To dismiss concerns about major nuclear accidents as “catastrophism” is disingenuous and disrespectful to the hundreds of thousands of people across the former Soviet Union, much of Europe and now Japan, whose lives and livelihoods have been upended, destroyed and even lost altogether as a result of the Chernobyl and Fukushima disasters.

Many of these people were hardworking families indefinitely displaced, unable to resume their former professions.

The prospect of another meltdown is a very real likelihood, given the ageing of current reactors and the major safety uncertainties about the new designs. These latter are unproven, untested, and some use cooling systems such as liquid sodium that have already demonstrated a propensity to catch fire or explode.

A nuclear disaster on a small island like Britain would leave people with nowhere to run to.

The serious concerns around winter warmth, especially for the elderly that Jones rightly calls out, would be better met with a comprehensive energy efficiency progamme combined with renewables that includes insulation and building retrofits.
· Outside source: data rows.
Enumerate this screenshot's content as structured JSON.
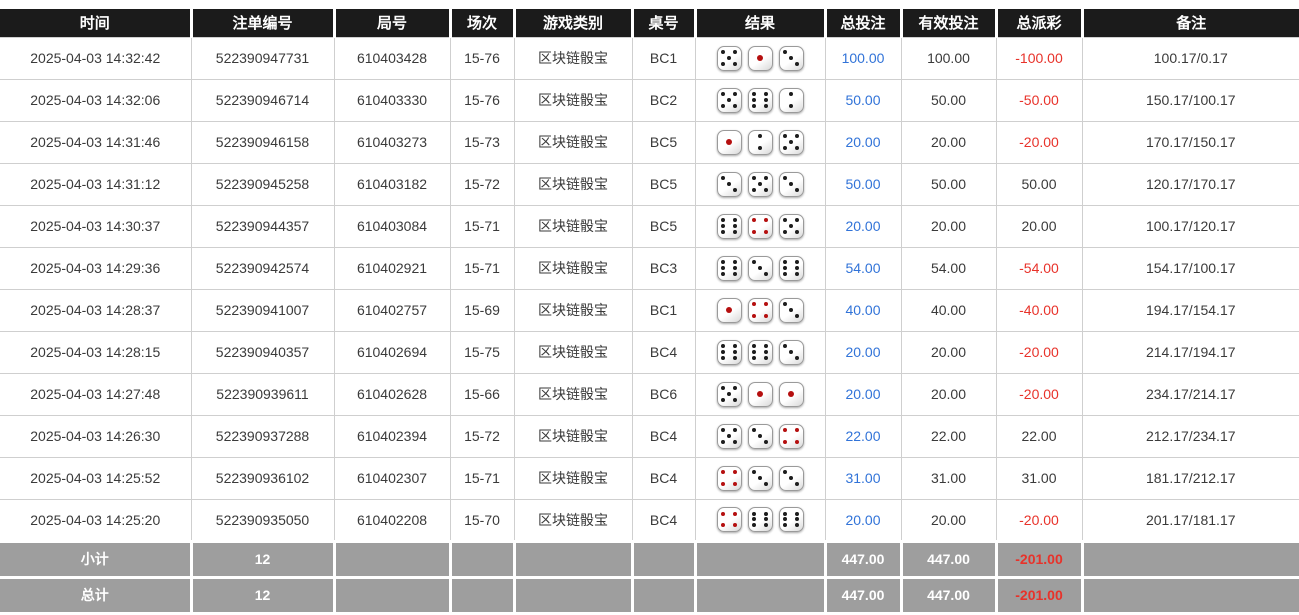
{
  "colors": {
    "header_bg": "#1b1b1b",
    "header_text": "#ffffff",
    "bet_amount_blue": "#3173d8",
    "negative_red": "#e8322a",
    "summary_bg": "#9e9e9e",
    "summary_text": "#ffffff",
    "dice_pip_black": "#1c1c1c",
    "dice_pip_red": "#b50f0f"
  },
  "table": {
    "columns": [
      {
        "key": "time",
        "label": "时间"
      },
      {
        "key": "bet_id",
        "label": "注单编号"
      },
      {
        "key": "round_id",
        "label": "局号"
      },
      {
        "key": "session",
        "label": "场次"
      },
      {
        "key": "game_type",
        "label": "游戏类别"
      },
      {
        "key": "table_no",
        "label": "桌号"
      },
      {
        "key": "result",
        "label": "结果"
      },
      {
        "key": "total_bet",
        "label": "总投注"
      },
      {
        "key": "valid_bet",
        "label": "有效投注"
      },
      {
        "key": "total_payout",
        "label": "总派彩"
      },
      {
        "key": "remark",
        "label": "备注"
      }
    ],
    "rows": [
      {
        "time": "2025-04-03 14:32:42",
        "bet_id": "522390947731",
        "round_id": "610403428",
        "session": "15-76",
        "game_type": "区块链骰宝",
        "table_no": "BC1",
        "dice": [
          5,
          1,
          3
        ],
        "total_bet": "100.00",
        "valid_bet": "100.00",
        "total_payout": "-100.00",
        "remark": "100.17/0.17"
      },
      {
        "time": "2025-04-03 14:32:06",
        "bet_id": "522390946714",
        "round_id": "610403330",
        "session": "15-76",
        "game_type": "区块链骰宝",
        "table_no": "BC2",
        "dice": [
          5,
          6,
          2
        ],
        "total_bet": "50.00",
        "valid_bet": "50.00",
        "total_payout": "-50.00",
        "remark": "150.17/100.17"
      },
      {
        "time": "2025-04-03 14:31:46",
        "bet_id": "522390946158",
        "round_id": "610403273",
        "session": "15-73",
        "game_type": "区块链骰宝",
        "table_no": "BC5",
        "dice": [
          1,
          2,
          5
        ],
        "total_bet": "20.00",
        "valid_bet": "20.00",
        "total_payout": "-20.00",
        "remark": "170.17/150.17"
      },
      {
        "time": "2025-04-03 14:31:12",
        "bet_id": "522390945258",
        "round_id": "610403182",
        "session": "15-72",
        "game_type": "区块链骰宝",
        "table_no": "BC5",
        "dice": [
          3,
          5,
          3
        ],
        "total_bet": "50.00",
        "valid_bet": "50.00",
        "total_payout": "50.00",
        "remark": "120.17/170.17"
      },
      {
        "time": "2025-04-03 14:30:37",
        "bet_id": "522390944357",
        "round_id": "610403084",
        "session": "15-71",
        "game_type": "区块链骰宝",
        "table_no": "BC5",
        "dice": [
          6,
          4,
          5
        ],
        "total_bet": "20.00",
        "valid_bet": "20.00",
        "total_payout": "20.00",
        "remark": "100.17/120.17"
      },
      {
        "time": "2025-04-03 14:29:36",
        "bet_id": "522390942574",
        "round_id": "610402921",
        "session": "15-71",
        "game_type": "区块链骰宝",
        "table_no": "BC3",
        "dice": [
          6,
          3,
          6
        ],
        "total_bet": "54.00",
        "valid_bet": "54.00",
        "total_payout": "-54.00",
        "remark": "154.17/100.17"
      },
      {
        "time": "2025-04-03 14:28:37",
        "bet_id": "522390941007",
        "round_id": "610402757",
        "session": "15-69",
        "game_type": "区块链骰宝",
        "table_no": "BC1",
        "dice": [
          1,
          4,
          3
        ],
        "total_bet": "40.00",
        "valid_bet": "40.00",
        "total_payout": "-40.00",
        "remark": "194.17/154.17"
      },
      {
        "time": "2025-04-03 14:28:15",
        "bet_id": "522390940357",
        "round_id": "610402694",
        "session": "15-75",
        "game_type": "区块链骰宝",
        "table_no": "BC4",
        "dice": [
          6,
          6,
          3
        ],
        "total_bet": "20.00",
        "valid_bet": "20.00",
        "total_payout": "-20.00",
        "remark": "214.17/194.17"
      },
      {
        "time": "2025-04-03 14:27:48",
        "bet_id": "522390939611",
        "round_id": "610402628",
        "session": "15-66",
        "game_type": "区块链骰宝",
        "table_no": "BC6",
        "dice": [
          5,
          1,
          1
        ],
        "total_bet": "20.00",
        "valid_bet": "20.00",
        "total_payout": "-20.00",
        "remark": "234.17/214.17"
      },
      {
        "time": "2025-04-03 14:26:30",
        "bet_id": "522390937288",
        "round_id": "610402394",
        "session": "15-72",
        "game_type": "区块链骰宝",
        "table_no": "BC4",
        "dice": [
          5,
          3,
          4
        ],
        "total_bet": "22.00",
        "valid_bet": "22.00",
        "total_payout": "22.00",
        "remark": "212.17/234.17"
      },
      {
        "time": "2025-04-03 14:25:52",
        "bet_id": "522390936102",
        "round_id": "610402307",
        "session": "15-71",
        "game_type": "区块链骰宝",
        "table_no": "BC4",
        "dice": [
          4,
          3,
          3
        ],
        "total_bet": "31.00",
        "valid_bet": "31.00",
        "total_payout": "31.00",
        "remark": "181.17/212.17"
      },
      {
        "time": "2025-04-03 14:25:20",
        "bet_id": "522390935050",
        "round_id": "610402208",
        "session": "15-70",
        "game_type": "区块链骰宝",
        "table_no": "BC4",
        "dice": [
          4,
          6,
          6
        ],
        "total_bet": "20.00",
        "valid_bet": "20.00",
        "total_payout": "-20.00",
        "remark": "201.17/181.17"
      }
    ],
    "summary_rows": [
      {
        "label": "小计",
        "count": "12",
        "total_bet": "447.00",
        "valid_bet": "447.00",
        "total_payout": "-201.00",
        "remark": ""
      },
      {
        "label": "总计",
        "count": "12",
        "total_bet": "447.00",
        "valid_bet": "447.00",
        "total_payout": "-201.00",
        "remark": ""
      }
    ]
  }
}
These measures can reduce consumption, obviate the need for new power sources and drive down energy bills.

The huge costs associated with nuclear power will only send electric bills even higher, worsening fuel poverty.

As an example, the British government awarded EDF a guaranteed strike price that was nearly triple what consumers were already paying, to secure Somerset’s Hinkley Point C two reactor deal.

If the reactors are finished by 2027 as EDF presently claims, they will have taken 17 years to get here, 10 years later than expected.

We have seen similar outcomes in the US where Westinghouse — eager for new reactor contracts in Britain — took 15 years to complete two reactors in Georgia at a cost of £27 billion, almost triple the original £10bn estimated cost. That left consumers with the largest electricity rate increase in Georgia history.

Nuclear power falsely advertises itself as reliable, but reactors must shut down under drought and heatwaves if the cooling water sources are too hot or depleted. They must also power or shut down during extreme weather, given the inherent danger of losing the power essential to cool the reactors and the fuel pools, without which the plant can melt down.

Nuclear plants also have to close down routinely for days at a time or longer for refueling or maintenance.

Nuclear power cannot work well with renewable energy because reactors must be on all the time and therefore their power cannot quickly ramp up and down in response to demand as renewables do.

Nuclear power’s inflexibility effectively shuts out grid access to renewables and, as David Toke of 100% Renewable UK points out, “simply pushes wind and solar off the grid.”

Worse still, waiting for slow and far more expensive new nuclear plants while stifling renewables means continued reliance on fossil fuels. This increases pollution and asthma rates while the planet continues to overheat. The result is that a policy of “significant nuclear expansion” actually makes climate change worse.

Renewable energy stimulates employment all along the supply chain, for example in steel and ports, providing jobs not only to energy workers but to those in many other needed sectors. Its “fuel” is the sun, the wind and the waves which, unlike uranium, will never be depleted.

Linda Pentz Gunter is the founder of Beyond Nuclear and the author of No to Nuclear. Why Nuclear Power Destroys Lives, Derails Climate Progress and Provokes War, to be published by Pluto Press in March.